Lacto fermentation has been used by previous people before freezing or canning. Lactic acid itself is a natural way of inhibiting bacteria. The ancient people knew important chemical alteration can take place within the fermentation type. The lactobacilli proliferation found in fermented vegetables can increase their vitamin levels and enhance digestibility. Such beneficial organisms will produce a lot of useful enzymes for anti carcinogenic and antibiotic substances.
If you are curious about how to ferment vegetables, it is not difficult to make. Vegetables and fruits are two things that can be your options for creating healthy herbal fermented food. Such kind of food is safe. It can be your healthy diet to consume every day.
How to Ferment Vegetables within Two Stages
The way to ferment vegetables is similar as the way of lacto fermentation. There are two stages that can show to ferment vegetables. At the first stage, salt brine destroys and kills bacteria, alters the solution into a pH 3 and then produce lactic acid. Wash and cut your vegetable first to make your food through fermentation process. You choose can be cabbage and then layer it by using kosher salt (2 teaspoons every one pound of cabbage). Pack it down with your wooden pounder for removing the water bubbles. This makes bruising the cabbage easier and lets salt enter than draw out the liquid of cabbage.
In this first stage, you can put the weight on the cabbage top to keep the cabbage submerged when it mixes with salt and water making brine. If the liquid is not sufficient to cover from the cabbage, you can give brine which is made from salt (1 teaspoon) to water (a cup). You need to be sure that water that you use to ferment doesn’t contain fluoride, chlorine and chloramines. They can impact the process of fermentation. Keep the cabbage submerged and keep it from reaching any fungus and molds or harmful bacteria. Put that jar in a place that is warm within your kitchen, like on the top of your refrigerator.
You can go to the second stage. The step is the continuity of the first stage when you start to ferment vegetables. You will find that lactobacillus blooms and develops in salty, moist, dark environment of room temperature. The spore of lactobacillus has already in vegetables when growing in your field. It is not necessary to add certain culture for starting the fermentation. The lactobacillus will use up oxygen that is left over in the solution like turning remaining sugar within the vegetables to lactic acid.
You can taste your own sauerkraut daily by noting the time it begins to fizz. Put it into your refrigerator and you have to keep tasting it till sour enough. Now, you can consume it. What you have made will last so long in your refrigerator and you need to keep gaining sourer. It is optionally whenever you want it to be your diet. You can begin a new batch with the same manner by adding a little of juice brine.

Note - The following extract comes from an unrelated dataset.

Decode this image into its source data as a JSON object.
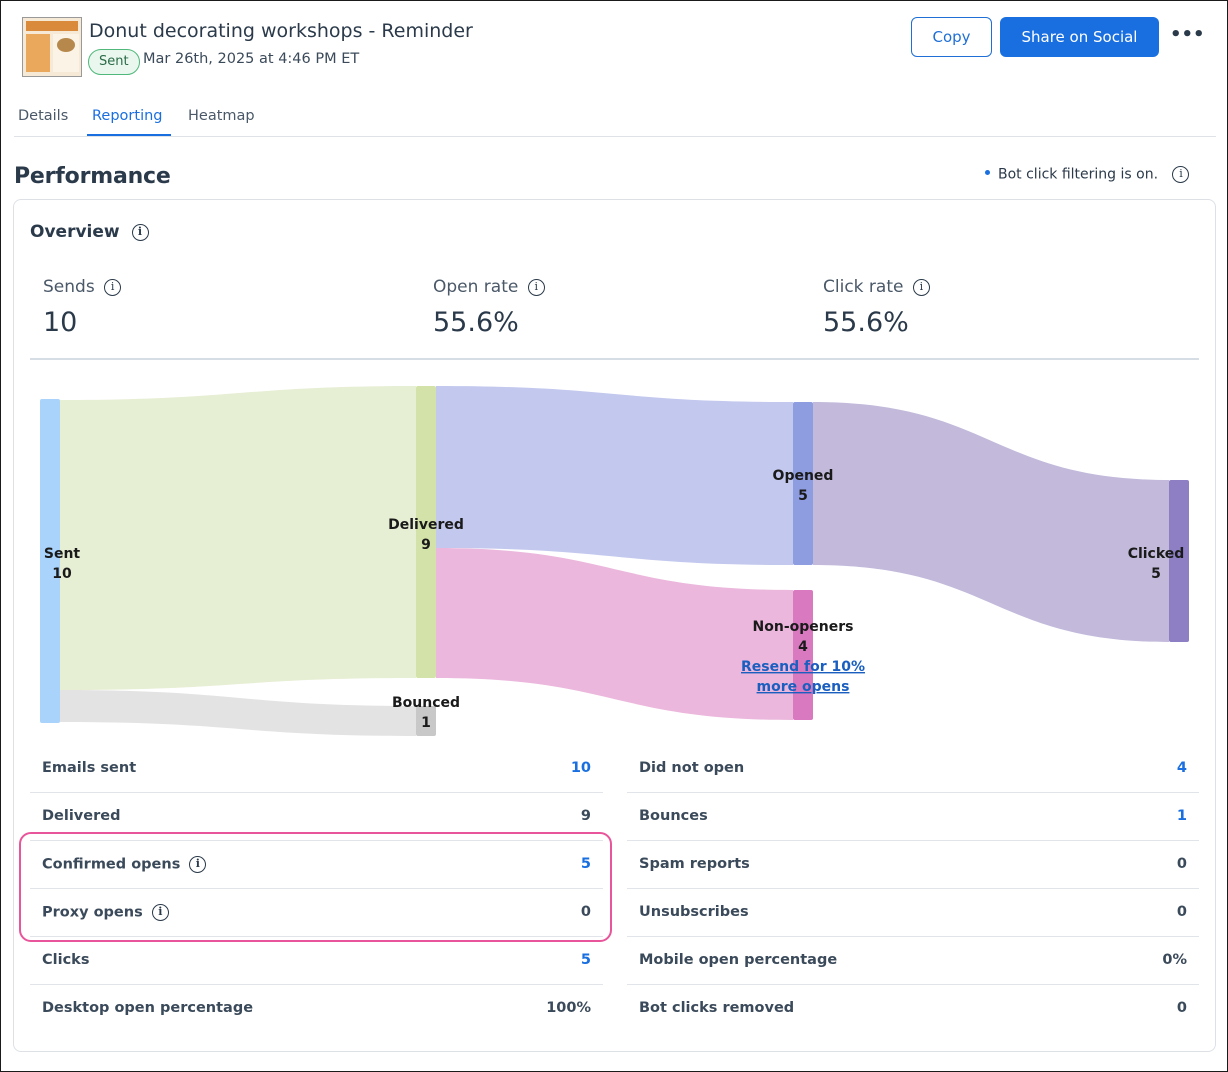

You know how to ferment vegetables correctly based on our tips. From the tips how to ferment vegetables explained above, it is the safest method to preserve any vegetables and correcting yourself. You may know whether a batch becomes bad. You will have the ability to tell it by only the smell. So, you can take some points to learn, then practice in your home. These two stages are so easy and simple to do so you will not find significant difficulty for that.